Argus is truly considered to be independent research firm, so it is not full of the traditional possible conflicts on interest seen in other Wall Street broker sell-side drive research. The firm has made several key changes to its model portfolios and this first group deals with stocks with payouts of dividends.
In the Equity Income portfolio, the changes are to ADD shares of Transocean Ltd. (NYSE: RIG), for 3.8% of the portfolio, and Applied Materials Inc. (NASDAQ: AMAT), for 3.2% of the portfolio. The firm says to DROP all of its shares of ConocoPhillips (NYSE: COP) and to drop all of its position in Bristol-Myers Squibb Co. (NYSE: BMY).

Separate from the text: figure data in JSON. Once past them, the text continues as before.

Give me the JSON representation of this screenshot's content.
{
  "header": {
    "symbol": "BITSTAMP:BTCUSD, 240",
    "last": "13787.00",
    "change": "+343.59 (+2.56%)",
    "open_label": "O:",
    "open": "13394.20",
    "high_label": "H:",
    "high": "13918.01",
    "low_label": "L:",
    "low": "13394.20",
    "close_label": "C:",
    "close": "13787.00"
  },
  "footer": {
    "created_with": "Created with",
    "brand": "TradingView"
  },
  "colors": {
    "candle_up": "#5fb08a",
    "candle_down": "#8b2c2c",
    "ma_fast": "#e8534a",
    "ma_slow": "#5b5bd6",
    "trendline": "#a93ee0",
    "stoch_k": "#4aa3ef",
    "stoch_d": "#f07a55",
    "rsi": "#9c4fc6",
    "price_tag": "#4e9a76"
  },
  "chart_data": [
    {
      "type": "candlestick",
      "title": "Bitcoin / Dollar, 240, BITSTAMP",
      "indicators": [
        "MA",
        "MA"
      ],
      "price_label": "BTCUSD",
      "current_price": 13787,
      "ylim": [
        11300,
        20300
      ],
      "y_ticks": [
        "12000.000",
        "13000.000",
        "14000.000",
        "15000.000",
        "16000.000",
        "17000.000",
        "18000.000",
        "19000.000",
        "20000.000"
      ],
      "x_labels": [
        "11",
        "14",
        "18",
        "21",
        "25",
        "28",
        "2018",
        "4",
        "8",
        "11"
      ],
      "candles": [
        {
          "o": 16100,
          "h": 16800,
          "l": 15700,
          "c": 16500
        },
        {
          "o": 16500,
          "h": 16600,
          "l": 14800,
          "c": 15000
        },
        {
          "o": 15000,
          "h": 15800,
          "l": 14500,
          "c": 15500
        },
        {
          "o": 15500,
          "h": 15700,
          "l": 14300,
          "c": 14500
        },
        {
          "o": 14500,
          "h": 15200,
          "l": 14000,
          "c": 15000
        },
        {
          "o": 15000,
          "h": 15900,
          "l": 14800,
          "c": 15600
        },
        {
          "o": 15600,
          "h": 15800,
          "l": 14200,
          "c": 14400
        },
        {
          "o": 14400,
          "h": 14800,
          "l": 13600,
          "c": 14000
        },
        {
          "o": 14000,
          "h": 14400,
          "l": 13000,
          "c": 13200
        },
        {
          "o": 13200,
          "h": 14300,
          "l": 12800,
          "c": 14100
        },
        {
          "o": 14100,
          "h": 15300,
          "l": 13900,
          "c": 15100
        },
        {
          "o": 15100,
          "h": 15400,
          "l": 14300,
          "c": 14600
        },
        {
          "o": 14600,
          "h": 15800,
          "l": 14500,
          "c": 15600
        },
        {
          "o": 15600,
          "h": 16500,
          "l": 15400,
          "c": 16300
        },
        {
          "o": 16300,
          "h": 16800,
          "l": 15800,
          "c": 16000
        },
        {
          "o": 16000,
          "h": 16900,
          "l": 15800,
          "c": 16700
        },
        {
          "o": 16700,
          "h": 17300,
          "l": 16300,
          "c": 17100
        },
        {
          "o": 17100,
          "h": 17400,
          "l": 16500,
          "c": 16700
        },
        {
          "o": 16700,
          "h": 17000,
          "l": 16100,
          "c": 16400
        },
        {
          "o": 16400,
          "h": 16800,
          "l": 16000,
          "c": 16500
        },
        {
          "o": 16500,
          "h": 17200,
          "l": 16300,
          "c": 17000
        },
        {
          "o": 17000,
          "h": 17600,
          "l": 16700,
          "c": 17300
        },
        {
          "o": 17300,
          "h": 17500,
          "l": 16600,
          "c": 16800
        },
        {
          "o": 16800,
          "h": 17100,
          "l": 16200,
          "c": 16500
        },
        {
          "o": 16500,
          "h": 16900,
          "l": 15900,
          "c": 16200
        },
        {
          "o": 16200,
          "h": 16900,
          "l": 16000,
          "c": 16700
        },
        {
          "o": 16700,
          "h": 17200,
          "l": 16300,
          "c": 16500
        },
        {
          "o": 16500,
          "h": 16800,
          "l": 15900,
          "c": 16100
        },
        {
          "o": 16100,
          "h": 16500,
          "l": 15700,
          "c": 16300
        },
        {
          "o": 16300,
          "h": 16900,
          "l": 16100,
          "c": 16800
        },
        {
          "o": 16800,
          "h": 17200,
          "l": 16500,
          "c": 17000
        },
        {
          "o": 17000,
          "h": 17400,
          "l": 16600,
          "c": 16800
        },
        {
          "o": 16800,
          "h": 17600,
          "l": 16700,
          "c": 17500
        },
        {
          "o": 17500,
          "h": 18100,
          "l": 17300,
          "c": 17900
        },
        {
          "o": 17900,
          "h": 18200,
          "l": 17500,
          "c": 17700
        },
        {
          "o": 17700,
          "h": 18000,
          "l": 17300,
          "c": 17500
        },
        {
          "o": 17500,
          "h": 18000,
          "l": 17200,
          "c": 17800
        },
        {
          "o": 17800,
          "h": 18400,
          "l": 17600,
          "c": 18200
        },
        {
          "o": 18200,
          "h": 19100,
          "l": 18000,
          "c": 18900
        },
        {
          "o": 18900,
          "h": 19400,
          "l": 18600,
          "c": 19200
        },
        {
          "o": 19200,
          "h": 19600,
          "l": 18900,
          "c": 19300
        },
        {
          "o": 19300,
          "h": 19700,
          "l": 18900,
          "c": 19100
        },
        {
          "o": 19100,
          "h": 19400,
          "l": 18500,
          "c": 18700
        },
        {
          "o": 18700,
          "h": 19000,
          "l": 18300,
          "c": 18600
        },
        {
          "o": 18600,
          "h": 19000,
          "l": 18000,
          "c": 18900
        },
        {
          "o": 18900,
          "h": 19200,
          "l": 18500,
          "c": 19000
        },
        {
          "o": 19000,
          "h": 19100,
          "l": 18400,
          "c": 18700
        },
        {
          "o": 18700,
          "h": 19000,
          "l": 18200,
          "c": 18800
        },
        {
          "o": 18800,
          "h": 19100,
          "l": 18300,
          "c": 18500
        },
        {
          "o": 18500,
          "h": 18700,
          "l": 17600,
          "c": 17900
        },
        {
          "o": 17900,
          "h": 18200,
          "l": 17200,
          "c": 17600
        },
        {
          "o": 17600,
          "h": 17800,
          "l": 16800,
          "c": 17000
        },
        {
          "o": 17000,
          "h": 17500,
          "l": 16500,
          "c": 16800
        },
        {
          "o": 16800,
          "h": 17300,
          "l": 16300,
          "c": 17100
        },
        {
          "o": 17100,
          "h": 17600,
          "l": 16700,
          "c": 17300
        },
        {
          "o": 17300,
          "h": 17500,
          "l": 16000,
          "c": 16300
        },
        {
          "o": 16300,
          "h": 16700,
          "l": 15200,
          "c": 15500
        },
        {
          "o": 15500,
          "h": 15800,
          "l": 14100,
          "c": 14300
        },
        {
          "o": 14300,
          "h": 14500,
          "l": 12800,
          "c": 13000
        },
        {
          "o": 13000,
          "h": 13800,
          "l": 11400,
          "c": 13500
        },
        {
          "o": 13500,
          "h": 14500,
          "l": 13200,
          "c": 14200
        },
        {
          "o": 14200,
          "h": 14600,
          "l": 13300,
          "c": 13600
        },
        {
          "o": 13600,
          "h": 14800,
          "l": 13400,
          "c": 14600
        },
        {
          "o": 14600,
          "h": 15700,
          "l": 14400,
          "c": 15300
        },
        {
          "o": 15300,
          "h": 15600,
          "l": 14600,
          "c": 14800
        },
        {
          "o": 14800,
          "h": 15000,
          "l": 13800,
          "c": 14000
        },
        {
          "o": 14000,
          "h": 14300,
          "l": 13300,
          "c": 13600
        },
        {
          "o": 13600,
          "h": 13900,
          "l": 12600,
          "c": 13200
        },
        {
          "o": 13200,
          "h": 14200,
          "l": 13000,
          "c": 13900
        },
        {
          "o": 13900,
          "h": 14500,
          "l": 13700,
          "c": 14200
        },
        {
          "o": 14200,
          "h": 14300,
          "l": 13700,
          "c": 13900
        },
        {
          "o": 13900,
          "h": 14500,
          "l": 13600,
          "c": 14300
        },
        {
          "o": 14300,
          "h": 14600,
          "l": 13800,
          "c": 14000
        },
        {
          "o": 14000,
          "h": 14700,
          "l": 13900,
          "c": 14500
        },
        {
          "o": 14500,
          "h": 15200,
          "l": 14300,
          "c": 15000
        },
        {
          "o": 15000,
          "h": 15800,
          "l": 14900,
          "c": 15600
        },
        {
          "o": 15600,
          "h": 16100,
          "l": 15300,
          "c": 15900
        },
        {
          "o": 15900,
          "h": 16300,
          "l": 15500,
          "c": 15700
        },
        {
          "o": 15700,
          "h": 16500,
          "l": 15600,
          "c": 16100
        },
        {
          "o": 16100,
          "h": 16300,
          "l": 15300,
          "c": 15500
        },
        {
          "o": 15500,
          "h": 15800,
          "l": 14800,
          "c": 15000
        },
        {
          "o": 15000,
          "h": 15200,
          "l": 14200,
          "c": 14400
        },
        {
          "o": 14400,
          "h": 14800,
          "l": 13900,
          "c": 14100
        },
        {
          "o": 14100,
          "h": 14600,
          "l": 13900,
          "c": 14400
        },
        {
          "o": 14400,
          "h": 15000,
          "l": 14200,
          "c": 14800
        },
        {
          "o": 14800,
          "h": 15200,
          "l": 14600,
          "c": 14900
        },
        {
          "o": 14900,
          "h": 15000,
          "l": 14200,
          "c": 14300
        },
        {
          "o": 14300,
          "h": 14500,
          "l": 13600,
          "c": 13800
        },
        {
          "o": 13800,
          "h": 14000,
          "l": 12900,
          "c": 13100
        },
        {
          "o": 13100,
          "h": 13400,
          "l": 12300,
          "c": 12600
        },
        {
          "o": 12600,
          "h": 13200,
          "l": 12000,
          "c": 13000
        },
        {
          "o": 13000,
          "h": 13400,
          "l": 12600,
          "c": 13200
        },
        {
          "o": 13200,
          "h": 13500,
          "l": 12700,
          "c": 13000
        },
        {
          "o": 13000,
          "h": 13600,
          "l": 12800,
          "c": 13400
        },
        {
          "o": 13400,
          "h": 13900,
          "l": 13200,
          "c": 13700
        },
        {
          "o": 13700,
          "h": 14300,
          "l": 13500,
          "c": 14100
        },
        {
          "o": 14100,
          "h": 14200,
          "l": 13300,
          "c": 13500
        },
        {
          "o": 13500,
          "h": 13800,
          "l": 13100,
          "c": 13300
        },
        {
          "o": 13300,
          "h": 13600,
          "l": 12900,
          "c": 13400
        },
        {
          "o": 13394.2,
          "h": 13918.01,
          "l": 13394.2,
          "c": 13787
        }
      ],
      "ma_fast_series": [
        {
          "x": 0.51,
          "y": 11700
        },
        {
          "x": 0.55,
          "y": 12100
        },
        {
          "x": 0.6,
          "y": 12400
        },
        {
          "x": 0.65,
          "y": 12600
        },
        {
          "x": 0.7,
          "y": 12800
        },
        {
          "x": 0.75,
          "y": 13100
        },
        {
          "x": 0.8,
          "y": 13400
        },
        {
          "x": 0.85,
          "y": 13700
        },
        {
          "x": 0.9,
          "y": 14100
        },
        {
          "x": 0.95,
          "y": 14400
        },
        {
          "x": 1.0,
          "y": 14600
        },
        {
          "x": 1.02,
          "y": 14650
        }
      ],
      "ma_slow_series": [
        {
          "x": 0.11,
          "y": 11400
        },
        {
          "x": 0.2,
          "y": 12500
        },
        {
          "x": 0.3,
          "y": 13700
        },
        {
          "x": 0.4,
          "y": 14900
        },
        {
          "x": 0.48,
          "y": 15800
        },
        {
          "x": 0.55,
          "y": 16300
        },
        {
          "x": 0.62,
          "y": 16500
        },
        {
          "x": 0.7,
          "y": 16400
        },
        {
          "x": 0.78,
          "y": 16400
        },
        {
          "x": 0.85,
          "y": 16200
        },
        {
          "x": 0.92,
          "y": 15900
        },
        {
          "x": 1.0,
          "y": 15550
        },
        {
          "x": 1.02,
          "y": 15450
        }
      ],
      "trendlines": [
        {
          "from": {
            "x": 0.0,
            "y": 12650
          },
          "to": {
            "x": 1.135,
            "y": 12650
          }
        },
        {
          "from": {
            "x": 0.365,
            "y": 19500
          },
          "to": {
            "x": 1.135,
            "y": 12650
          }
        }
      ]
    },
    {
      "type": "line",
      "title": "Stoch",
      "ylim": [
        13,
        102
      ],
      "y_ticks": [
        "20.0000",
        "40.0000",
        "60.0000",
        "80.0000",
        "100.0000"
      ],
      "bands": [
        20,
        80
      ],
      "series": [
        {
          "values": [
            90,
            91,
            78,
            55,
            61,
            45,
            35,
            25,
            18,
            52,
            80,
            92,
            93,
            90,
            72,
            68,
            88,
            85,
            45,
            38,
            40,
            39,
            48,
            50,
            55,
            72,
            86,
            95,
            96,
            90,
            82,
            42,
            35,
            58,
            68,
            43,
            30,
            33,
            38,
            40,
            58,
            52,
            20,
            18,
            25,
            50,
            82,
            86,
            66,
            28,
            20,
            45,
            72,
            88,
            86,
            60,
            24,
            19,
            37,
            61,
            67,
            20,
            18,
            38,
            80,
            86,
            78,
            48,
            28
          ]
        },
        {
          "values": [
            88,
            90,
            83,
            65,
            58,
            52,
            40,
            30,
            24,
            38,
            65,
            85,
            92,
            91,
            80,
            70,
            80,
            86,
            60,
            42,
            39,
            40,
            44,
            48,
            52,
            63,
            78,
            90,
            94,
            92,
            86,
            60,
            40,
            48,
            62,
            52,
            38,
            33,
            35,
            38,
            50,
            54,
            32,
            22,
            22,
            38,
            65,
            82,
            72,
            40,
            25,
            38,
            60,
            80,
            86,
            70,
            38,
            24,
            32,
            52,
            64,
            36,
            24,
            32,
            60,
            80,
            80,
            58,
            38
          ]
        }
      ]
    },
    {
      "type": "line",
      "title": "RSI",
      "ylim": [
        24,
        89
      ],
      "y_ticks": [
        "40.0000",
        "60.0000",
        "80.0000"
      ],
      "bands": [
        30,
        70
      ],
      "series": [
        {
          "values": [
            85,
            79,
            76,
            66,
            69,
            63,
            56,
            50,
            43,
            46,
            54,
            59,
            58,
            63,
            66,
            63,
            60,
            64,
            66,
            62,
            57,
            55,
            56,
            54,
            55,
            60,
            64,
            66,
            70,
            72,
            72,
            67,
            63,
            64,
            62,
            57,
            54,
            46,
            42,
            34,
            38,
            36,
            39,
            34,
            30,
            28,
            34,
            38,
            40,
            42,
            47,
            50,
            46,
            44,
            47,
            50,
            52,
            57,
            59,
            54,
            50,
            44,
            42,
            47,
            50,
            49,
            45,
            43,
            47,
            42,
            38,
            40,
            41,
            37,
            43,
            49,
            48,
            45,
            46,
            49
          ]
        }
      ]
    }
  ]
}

The comments are as follows:
- “Although the Transocean shares have appreciated 9% since our November 2012 upgrade to BUY, the rally in the stock appears to be still in its early stages.”
- “The $4.9 billion Varian acquisition completed in 2012 better positions AMAT to serve fast-growing markets such as high-performance, low-power applications processors for mobile devices.”
- “Bristol-Myers is enduring a patent cliff, as it lost exclusivity on blockbuster Plavix last year and loses protection on Abilify in 2015.”
- “Following that meeting, we lowered our 2013 EPS estimate from $5.60 to $5.45, but raised our 2014 forecast from $6.40 to $6.50. Since inclusion in May 2010, the initial COP position has appreciated more than 50%. We have added to the position twice since our initial purchase. In total, the gain from the position exceeds 25%. We also note that the portfolio still holds shares of Phillips 66 (PSX) that were spun off from ConocoPhillips.”